Stock Volatility Consequences when Using the Equity Method in Parent Company
Department of Economics and Business Economics, Aarhus University, Denmark
- *Corresponding Author:
- Schøler F
Department of Economics and Business Economics
Aarhus University, Denmark
E-mail: [email protected]
Received Date: March 08, 2016 Accepted Date: March 18, 2016 Published Date: March 24, 2016
Citation: Schøler F (2016) Stock Volatility Consequences when Using the Equity Method in Parent Company. J Account Mark 5:164. doi:10.4172/2168-9601.1000164
Copyright: © 2016 Schøler F. This is an open-access article distributed under the terms of the Creative Commons Attribution License, which permits unrestricted use, distribution, and reproduction in any medium, provided the original author and source are credited.

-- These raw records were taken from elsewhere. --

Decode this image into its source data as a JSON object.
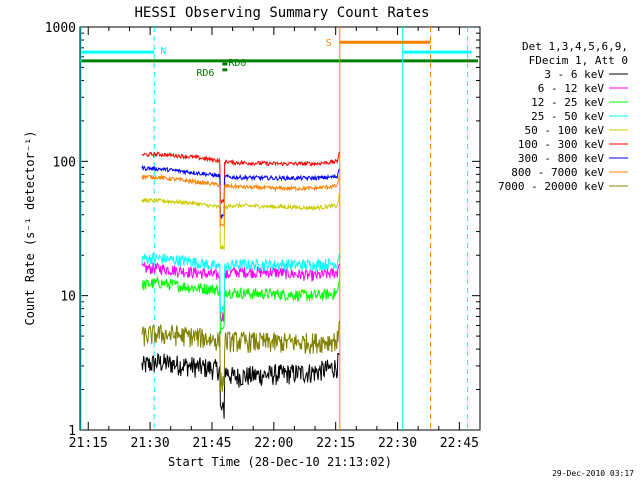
{
  "chart_data": {
    "type": "line",
    "title": "HESSI Observing Summary Count Rates",
    "xlabel": "Start Time (28-Dec-10 21:13:02)",
    "ylabel": "Count Rate (s⁻¹ detector⁻¹)",
    "y_scale": "log",
    "ylim": [
      1,
      1000
    ],
    "xlim": [
      "21:13",
      "22:50"
    ],
    "x_ticks": [
      "21:15",
      "21:30",
      "21:45",
      "22:00",
      "22:15",
      "22:30",
      "22:45"
    ],
    "y_ticks": [
      "1",
      "10",
      "100",
      "1000"
    ],
    "footer": "29-Dec-2010 03:17",
    "legend": {
      "position": "right",
      "header": [
        "Det 1,3,4,5,6,9,",
        "FDecim 1, Att 0"
      ],
      "entries": [
        {
          "label": "3 - 6 keV",
          "color": "#000000"
        },
        {
          "label": "6 - 12 keV",
          "color": "#ff00ff"
        },
        {
          "label": "12 - 25 keV",
          "color": "#00ff00"
        },
        {
          "label": "25 - 50 keV",
          "color": "#00ffff"
        },
        {
          "label": "50 - 100 keV",
          "color": "#cccc00"
        },
        {
          "label": "100 - 300 keV",
          "color": "#ff0000"
        },
        {
          "label": "300 - 800 keV",
          "color": "#0000ff"
        },
        {
          "label": "800 - 7000 keV",
          "color": "#ff8000"
        },
        {
          "label": "7000 - 20000 keV",
          "color": "#808000"
        }
      ]
    },
    "series": [
      {
        "name": "3 - 6 keV",
        "color": "#000000",
        "x": [
          "21:28",
          "21:32",
          "21:40",
          "21:48",
          "21:50",
          "22:00",
          "22:10",
          "22:16"
        ],
        "values": [
          3.0,
          3.2,
          3.0,
          2.8,
          2.5,
          2.6,
          2.7,
          3.0
        ]
      },
      {
        "name": "6 - 12 keV",
        "color": "#ff00ff",
        "x": [
          "21:28",
          "21:32",
          "21:40",
          "21:48",
          "21:50",
          "22:00",
          "22:10",
          "22:16"
        ],
        "values": [
          16,
          16,
          15,
          14,
          15,
          15,
          14,
          15
        ]
      },
      {
        "name": "12 - 25 keV",
        "color": "#00ff00",
        "x": [
          "21:28",
          "21:32",
          "21:40",
          "21:48",
          "21:50",
          "22:00",
          "22:10",
          "22:16"
        ],
        "values": [
          12,
          12.5,
          11.5,
          11,
          10.5,
          10.3,
          10.0,
          10.5
        ]
      },
      {
        "name": "25 - 50 keV",
        "color": "#00ffff",
        "x": [
          "21:28",
          "21:32",
          "21:40",
          "21:48",
          "21:50",
          "22:00",
          "22:10",
          "22:16"
        ],
        "values": [
          19,
          19,
          18,
          16,
          17,
          17,
          17,
          17.5
        ]
      },
      {
        "name": "50 - 100 keV",
        "color": "#cccc00",
        "x": [
          "21:28",
          "21:32",
          "21:40",
          "21:48",
          "21:50",
          "22:00",
          "22:10",
          "22:16"
        ],
        "values": [
          51,
          51,
          49,
          45,
          47,
          46,
          45,
          47
        ]
      },
      {
        "name": "100 - 300 keV",
        "color": "#ff0000",
        "x": [
          "21:28",
          "21:32",
          "21:40",
          "21:48",
          "21:50",
          "22:00",
          "22:10",
          "22:16"
        ],
        "values": [
          112,
          113,
          108,
          100,
          98,
          96,
          96,
          100
        ]
      },
      {
        "name": "300 - 800 keV",
        "color": "#0000ff",
        "x": [
          "21:28",
          "21:32",
          "21:40",
          "21:48",
          "21:50",
          "22:00",
          "22:10",
          "22:16"
        ],
        "values": [
          89,
          88,
          83,
          77,
          76,
          75,
          75,
          77
        ]
      },
      {
        "name": "800 - 7000 keV",
        "color": "#ff8000",
        "x": [
          "21:28",
          "21:32",
          "21:40",
          "21:48",
          "21:50",
          "22:00",
          "22:10",
          "22:16"
        ],
        "values": [
          77,
          76,
          71,
          66,
          65,
          63,
          63,
          66
        ]
      },
      {
        "name": "7000 - 20000 keV",
        "color": "#808000",
        "x": [
          "21:28",
          "21:32",
          "21:40",
          "21:48",
          "21:50",
          "22:00",
          "22:10",
          "22:16"
        ],
        "values": [
          5.0,
          5.2,
          5.0,
          4.6,
          4.6,
          4.5,
          4.5,
          4.7
        ]
      }
    ],
    "markers": {
      "N": {
        "label": "N",
        "color": "#00ffff",
        "level": 650,
        "spans": [
          [
            "21:13",
            "21:31"
          ],
          [
            "22:31",
            "22:48"
          ]
        ],
        "dashed_lines": [
          "21:31",
          "22:47"
        ],
        "solid_lines": [
          "21:13",
          "22:31"
        ]
      },
      "S": {
        "label": "S",
        "color": "#ff8000",
        "level": 770,
        "span": [
          "22:16",
          "22:38"
        ],
        "dashed_lines": [
          "22:38"
        ],
        "solid_lines": [
          "22:16"
        ]
      },
      "SAA": {
        "color": "#008000",
        "level": 560,
        "span": [
          "21:13",
          "22:50"
        ]
      },
      "RD": [
        {
          "label": "RD6",
          "color": "#008000",
          "time": "21:48",
          "level": 480
        },
        {
          "label": "RD0",
          "color": "#008000",
          "time": "21:48",
          "level": 530
        }
      ]
    }
  }
}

This paper contributes to the recent literature on the information transparency and its impact on stock price volatility. Some authors claim that more disclosure might reduce volatility of the stock price. Since 2005 the use of IFRS is mandatory for listed companies in the EU. In some countries, like Demark, corporate law allows the use of the Equity Method in separate financial statements to measure investments in subsidiaries, which is contrary to IFRS. Lately, IFRS has re-allowed the use of the Equity Method (probably to be approved by the EU soon). This study investigates the stock volatility consequences of using the Equity Method so far in Denmark. We had collected all Danish non-financial and non-insurance companies disclosing consolidated Group and Parent company financial statements. Also, we selected volatility measures by use of the ORBIS-database, and analyses it all together. Our tests showed lower level of volatility for the Equity Method using group of companies compared to the non-Equity method using group of companies, also after controlling for differences in industries and transparency levels in the two groups’ companies. Regression analyses confirmed the tendency that Equity Method and lower volatility follows each other. However, we did not find evidence that the specific account “Reserve for net Revaluations under the Equity Method” should be a significant part of the relation. It seems that most important for the size of the volatility is the difference between consolidated Group Equity and Parent Equity. However, whether a smaller difference stems from a relatively high part of group income being realized in parent’s financial statements, or whether it stems from relatively high part of group income being recognized in subsidiaries by use of the Equity Method seems not to be important.